Home > Forensic Practitioners > Press Release: The Faculty of Forensic & Legal Medicine (FFLM) of the Royal College of Physicians Responds to The Equivalence in Police Custody Healthcare Report

Press Release: The Faculty of Forensic & Legal Medicine (FFLM) of the Royal College of Physicians Responds to The Equivalence in Police Custody Healthcare Report

London, 23/4/2025: Experts welcome the focus being brought upon the dire state of healthcare in police custody in a statement published today by the Faculty of Forensic & Legal Medicine (FFLM).

Despite the availability for many years of clear guidance and recommendations on quality standards, including management of medication and supporting detainees in withdrawal, healthcare in police custody continues to risk both patient safety and criminal justice outcomes.

Services are not commissioned in line with national guidelines and recognised quality standards. Even where procurement has been to the relevant standard, there may be an apathetic attitude towards maintaining quality.

Many of the recommendations made by the equivalence report would already have been addressed if FFLM quality standards and guidance were adhered to.

The response calls upon police forces to fully incorporate FFLM standards into police custody healthcare both when commissioning and following procurement. Police and Crime Commissioners must ensure that their procurement departments hold providers to account when quality standards are not met. The FFLM also calls for full implementation of the recommendations of the Angiolini Report of 2017.

The FFLM President, Dr Bernadette Butler said “This report resonates fully with the reason for the existence of the FFLM, which is to raise standards in forensic & legal medicine, and protect vulnerable people. It reinforces the need for forensic & legal medicine to be a recognised specialty in the United Kingdom.”

 

Notes to editors:

The FFLM was founded to achieve the following objectives:

  • To promote for the public benefit the advancement of education and knowledge in the field
  • of forensic and legal medicine.
  • To develop and maintain for the public benefit the good practice of forensic and legal
  • medicine by ensuring the highest professional standards of competence and ethical integrity.

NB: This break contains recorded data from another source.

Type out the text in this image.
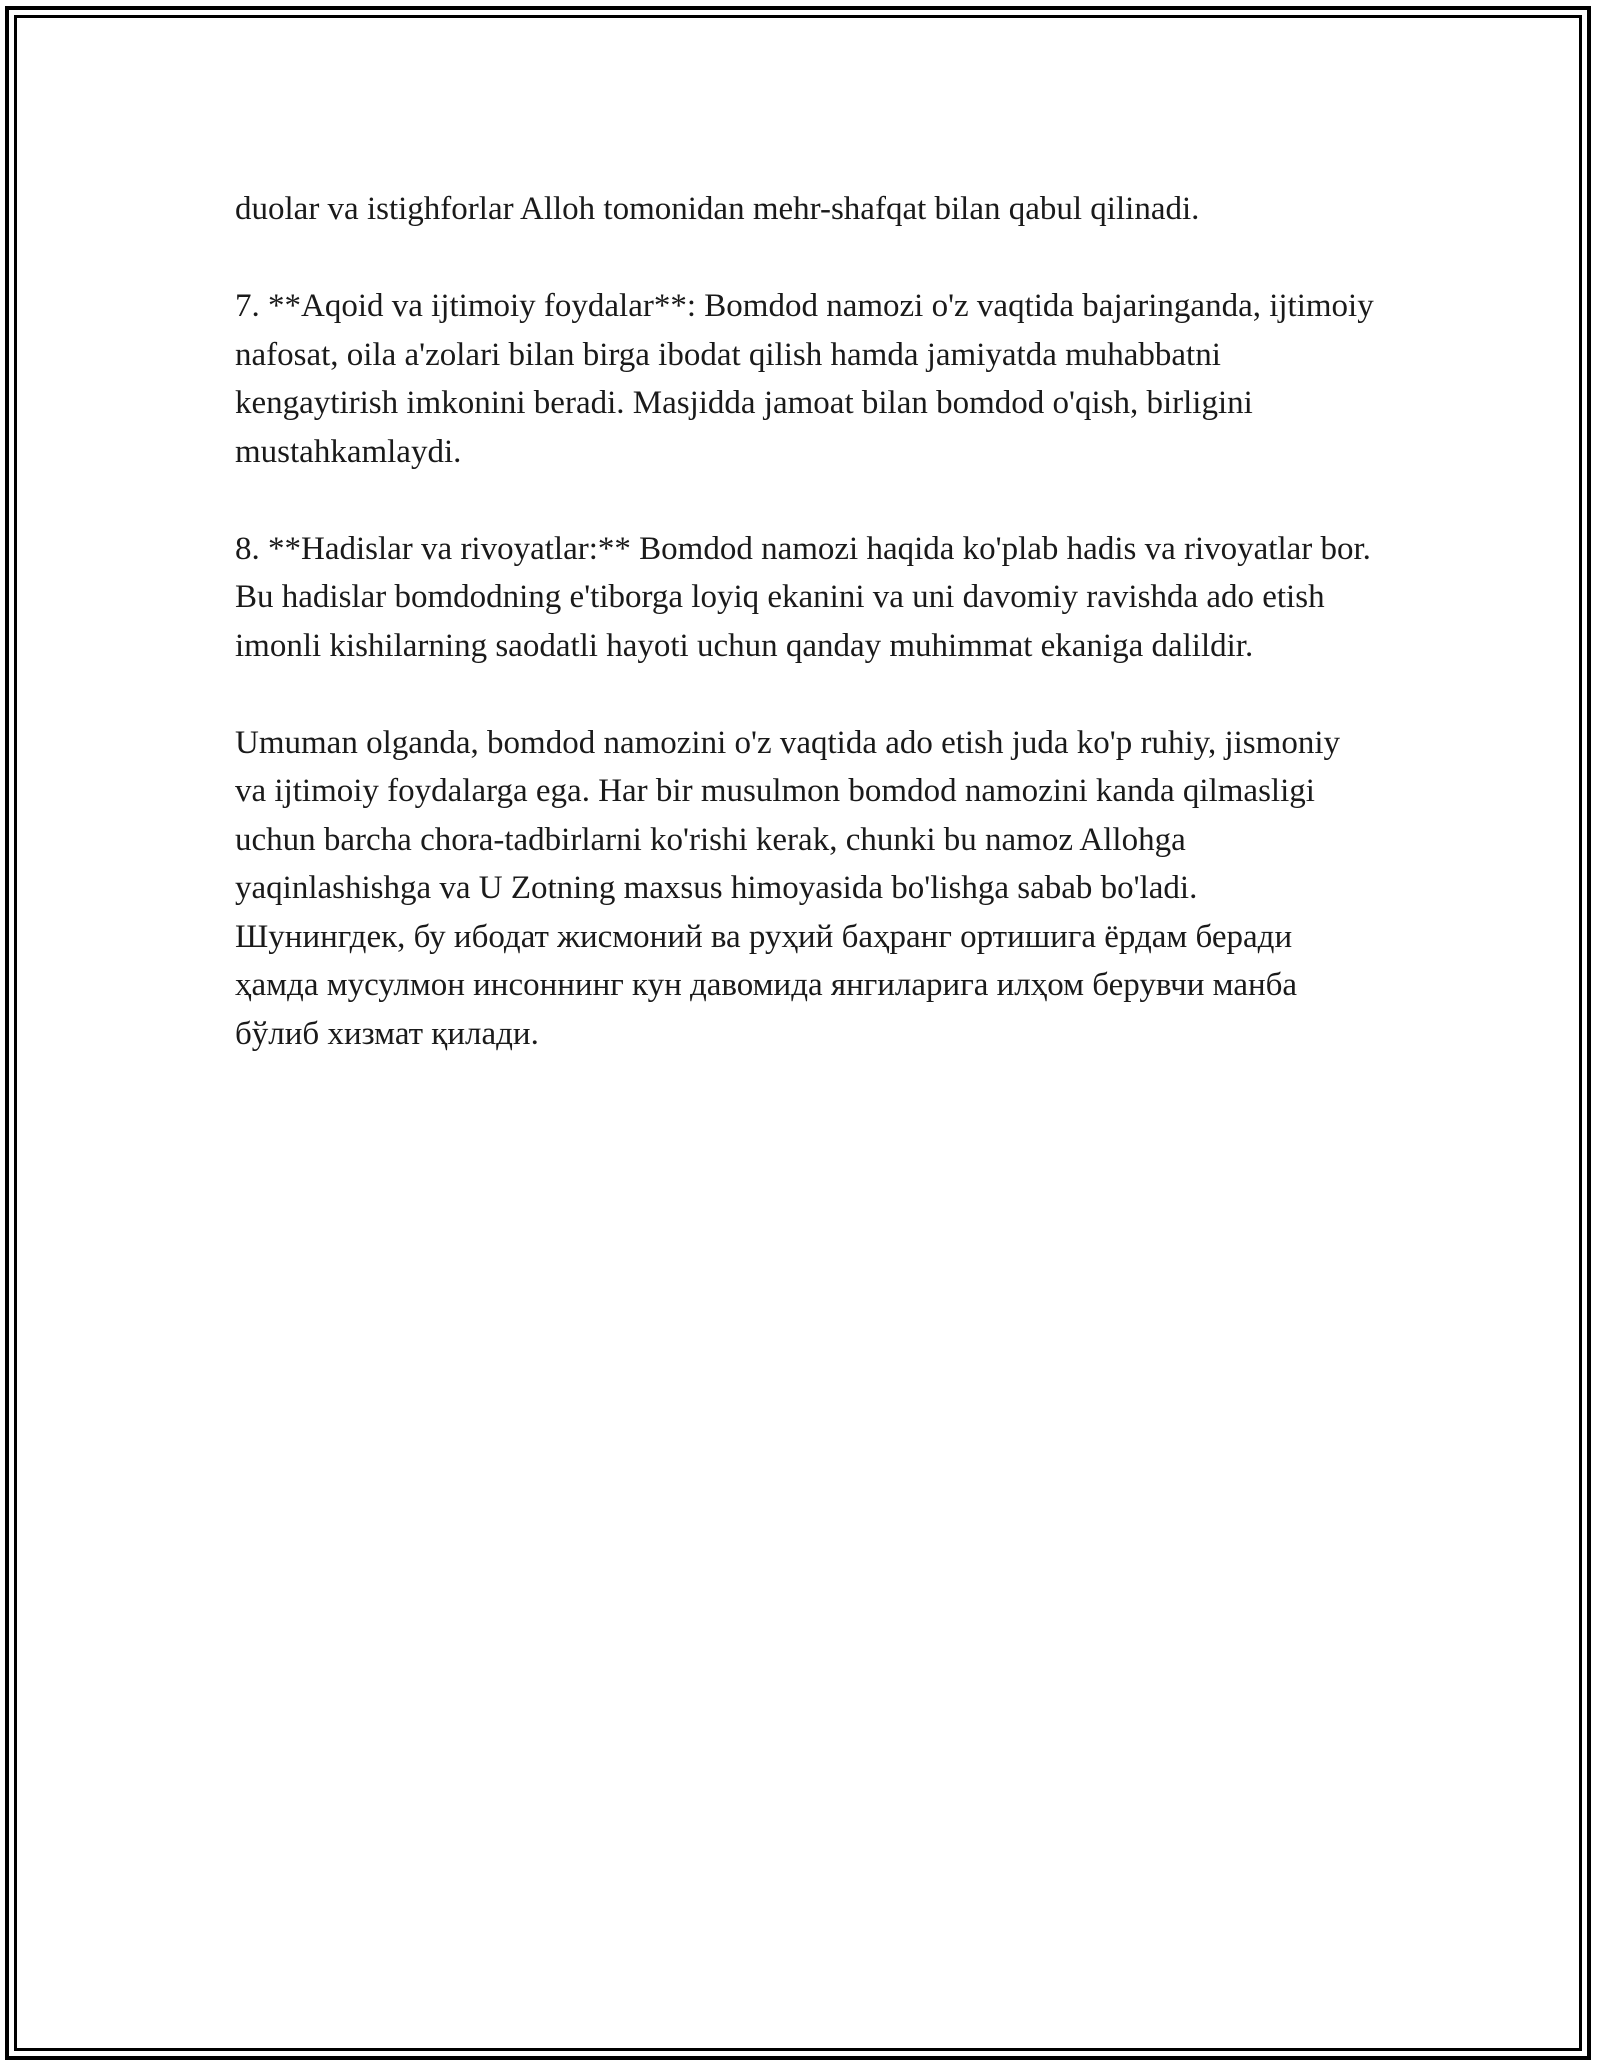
duolar va istighforlar Alloh tomonidan mehr-shafqat bilan qabul qilinadi.

7. **Aqoid va ijtimoiy foydalar**: Bomdod namozi o'z vaqtida bajaringanda, ijtimoiy nafosat, oila a'zolari bilan birga ibodat qilish hamda jamiyatda muhabbatni kengaytirish imkonini beradi. Masjidda jamoat bilan bomdod o'qish, birligini mustahkamlaydi.

8. **Hadislar va rivoyatlar:** Bomdod namozi haqida ko'plab hadis va rivoyatlar bor. Bu hadislar bomdodning e'tiborga loyiq ekanini va uni davomiy ravishda ado etish imonli kishilarning saodatli hayoti uchun qanday muhimmat ekaniga dalildir.

Umuman olganda, bomdod namozini o'z vaqtida ado etish juda ko'p ruhiy, jismoniy va ijtimoiy foydalarga ega. Har bir musulmon bomdod namozini kanda qilmasligi uchun barcha chora-tadbirlarni ko'rishi kerak, chunki bu namoz Allohga yaqinlashishga va U Zotning maxsus himoyasida bo'lishga sabab bo'ladi. Шунингдек, бу ибодат жисмоний ва руҳий баҳранг ортишига ёрдам беради ҳамда мусулмон инсоннинг кун давомида янгиларига илҳом берувчи манба бўлиб хизмат қилади.
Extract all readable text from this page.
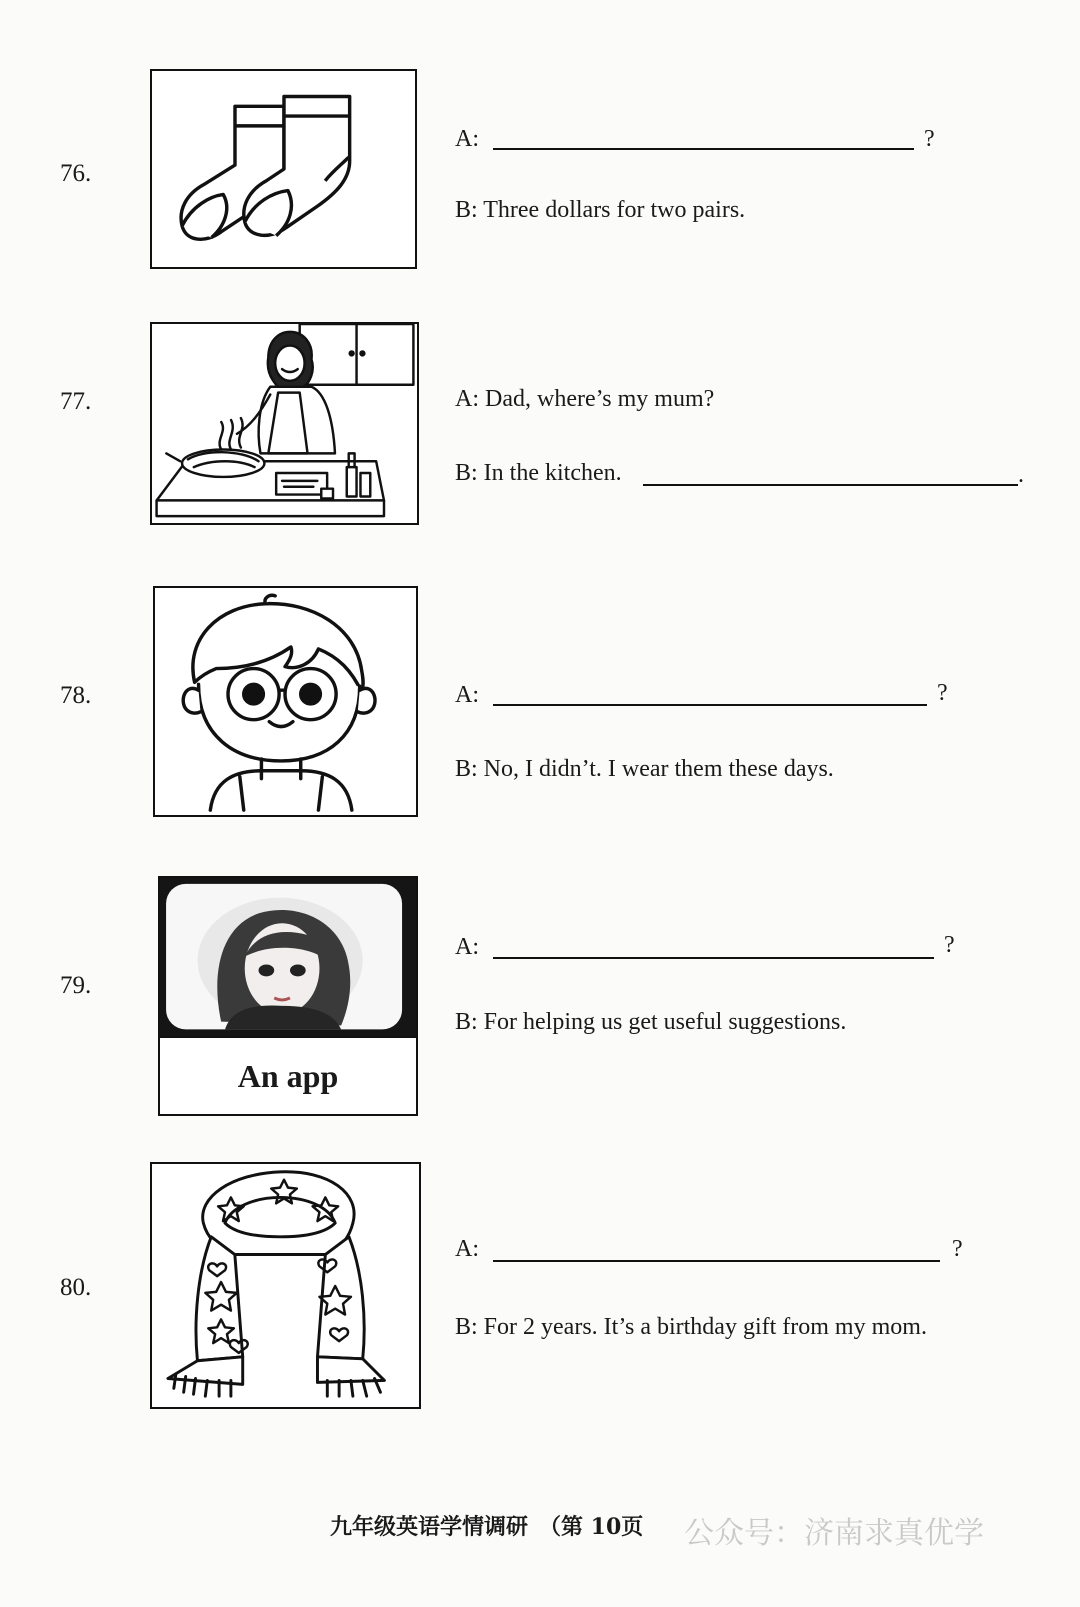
76.
A:	?
B: Three dollars for two pairs.
77.	A: Dad, where’s my mum?
B: In the kitchen.	.
78.	A:	?
B: No, I didn’t. I wear them these days.
79.
An app
A:	?
B: For helping us get useful suggestions.
80.
A:	?
B: For 2 years. It’s a birthday gift from my mom.
九年级英语学情调研　（第 10页 公众号：济南求真优学
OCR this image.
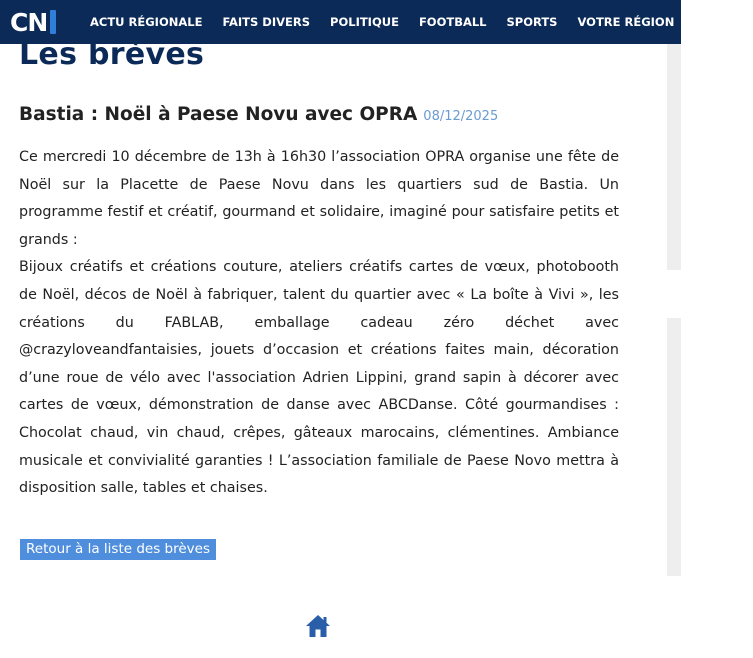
CN	ACTU RÉGIONALE	FAITS DIVERS	POLITIQUE	FOOTBALL	SPORTS	VOTRE RÉGION	MONDE
Les brèves
Bastia : Noël à Paese Novu avec OPRA 08/12/2025

Ce mercredi 10 décembre de 13h à 16h30 l’association OPRA organise une fête de Noël sur la Placette de Paese Novu dans les quartiers sud de Bastia. Un programme festif et créatif, gourmand et solidaire, imaginé pour satisfaire petits et grands :

Bijoux créatifs et créations couture, ateliers créatifs cartes de vœux, photobooth de Noël, décos de Noël à fabriquer, talent du quartier avec « La boîte à Vivi », les créations du FABLAB, emballage cadeau zéro déchet avec @crazyloveandfantaisies, jouets d’occasion et créations faites main, décoration d’une roue de vélo avec l'association Adrien Lippini, grand sapin à décorer avec cartes de vœux, démonstration de danse avec ABCDanse. Côté gourmandises : Chocolat chaud, vin chaud, crêpes, gâteaux marocains, clémentines. Ambiance musicale et convivialité garanties ! L’association familiale de Paese Novo mettra à disposition salle, tables et chaises.

Retour à la liste des brèves
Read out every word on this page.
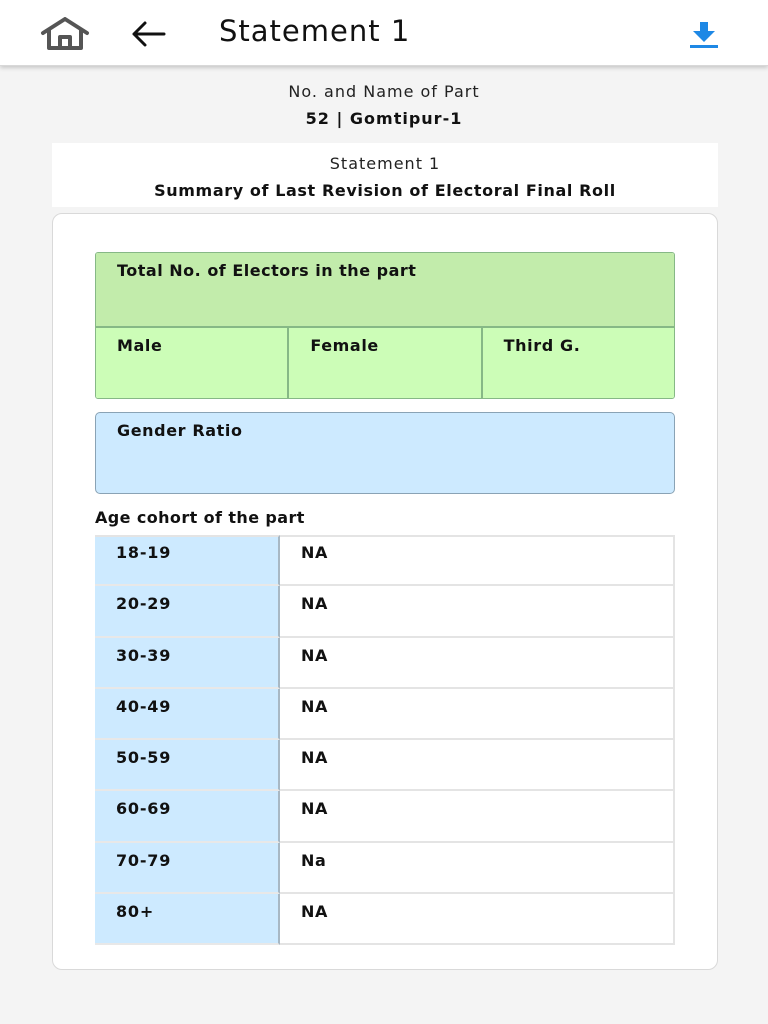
Statement 1
No. and Name of Part
52 | Gomtipur-1
Statement 1
Summary of Last Revision of Electoral Final Roll
Total No. of Electors in the part
Male	Female	Third G.
Gender Ratio
Age cohort of the part
18-19	NA
20-29	NA
30-39	NA
40-49	NA
50-59	NA
60-69	NA
70-79	Na
80+	NA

And the FFLM would exercise its powers:

  • To establish a training pathway in forensic and legal medicine and achieve specialist recognition of the specialty.
  • To act as an authoritative body for the purpose of consultation in matters of educational or public interest concerning forensic and legal medicine.

Additionally in March 2009, regarding standards in custodial healthcare, the Home Secretary stated: ‘Guidance as to the level of professional and clinical qualification required for doctors or nurses is issued by the Faculty … Responsibility for recruitment of healthcare professionals is a matter for individual chief police officers, and it is for each police force to make a decision on an individual basis against this guidance ‘.